The Philips family live in Oregon, Mack and Nan and their five children. Some years ago Mack took his youngest three children on a camping vacation. Nan was at a continuing education class in Seattle and the two oldest boys were enrolled at college. During this vacation their youngest child, a daughter named Missy was abducted from under Mack’s nose. Evidence later discovered in a remote cabin, a shack really, pointed to the conclusion that Missie had been brutally murdered. Each year after that dragged on through inexplicable sorrow with no new facts, no closure. One day Mack received a letter in the mail which said, “It’s been a while. I’ve missed you. I’ll be at the shack next weekend if you want to get together.” And it was signed ‘Papa’. A peculiar note and signature to say the least.

William P. Young wrote a book in 2007 that became a best seller and made the author a famous man for a brief window in time. In that novel which is entitled ‘The Shack,’ Young tells that story to which I have just alluded. The Book’s cover contained the sentence of praise from famed Christian writer Eugene Peterson. “This book has the potential to do for our generation what John Bunyan’s Pilgrim’s Progress did for his. It’s that good!”

The Shack generated conflicting opinions among Christians.
Some shared Peterson’s optimistic assessment and others panned the book, wrote it off, and disparaged it, even calling it heresy. Some local preachers I know advised their congregations not to read it. Why? Because the portrayals of God and the Trinity, and the Father, and Jesus and the Holy Spirit are to say the least, fanciful, far-fetched, and whimsical. That, of course is because the characters of the book are imaginary and invented. That is what a novel is after all, fictional literature. It is pretend and make-believe.

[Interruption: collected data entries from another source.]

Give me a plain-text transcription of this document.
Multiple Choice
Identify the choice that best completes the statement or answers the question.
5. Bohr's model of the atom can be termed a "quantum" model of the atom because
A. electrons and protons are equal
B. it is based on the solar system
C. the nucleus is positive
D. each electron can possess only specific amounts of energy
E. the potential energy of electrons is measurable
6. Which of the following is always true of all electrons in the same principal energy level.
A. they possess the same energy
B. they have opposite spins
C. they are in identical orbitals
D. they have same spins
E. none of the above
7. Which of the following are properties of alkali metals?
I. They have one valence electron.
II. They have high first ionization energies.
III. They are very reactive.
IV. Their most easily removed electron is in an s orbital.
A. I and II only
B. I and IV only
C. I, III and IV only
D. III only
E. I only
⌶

William Young wrote the story for his children rather than as a systematic theology resource text. I kept the literary genre clearly in my mind as I read it a couple of years ago and I enjoyed it. Mack went to the shack that weekend thinking that the note might be from the killer but during those weekend hours Mack met God. Well, actually he met Papa, the father figure who surprisingly is portrayed as a large African American woman. Then there is another person, a wisp of a woman, small Asian in appearance upon whom Mack could not quite focus but rather he had an impression of her and he could almost look through her. She represented the Holy Spirit. And then there was a man, Middle Eastern in appearance, Arab looking but really a Hebrew called Yeshua or Jesus and sometime Joshua and Jesse. And when the three persons were asked, “which one of you is God?” all three responded, “I am.” Oh and there is much more in the book that differs from the orthodox Christian definition of the Trinity and the relationship between these three persons which make people upset.

And yes, the book is creatively weird. It’s a yarn. No one needs to get their shorts in a knot if they keep the genre clearly in mind. And then oddly enough a person can realize that a relationship with God is not a relationship with a masculine male figure but rather with a complex deity whose characteristics embody all that is excellent, wholesome and positive and is represented in both the male and the female of the human species which God has created and loved.

Nevertheless, if you really want to know about God, then you don’t go to the Shack but you consider what God tells you about himself. You go to the appropriate text. Here we are most fortunate. God wants you and me to know him. That’s why he inspired the writing of the Bible. It is his self-revelation, his autobiography, his story as told to others.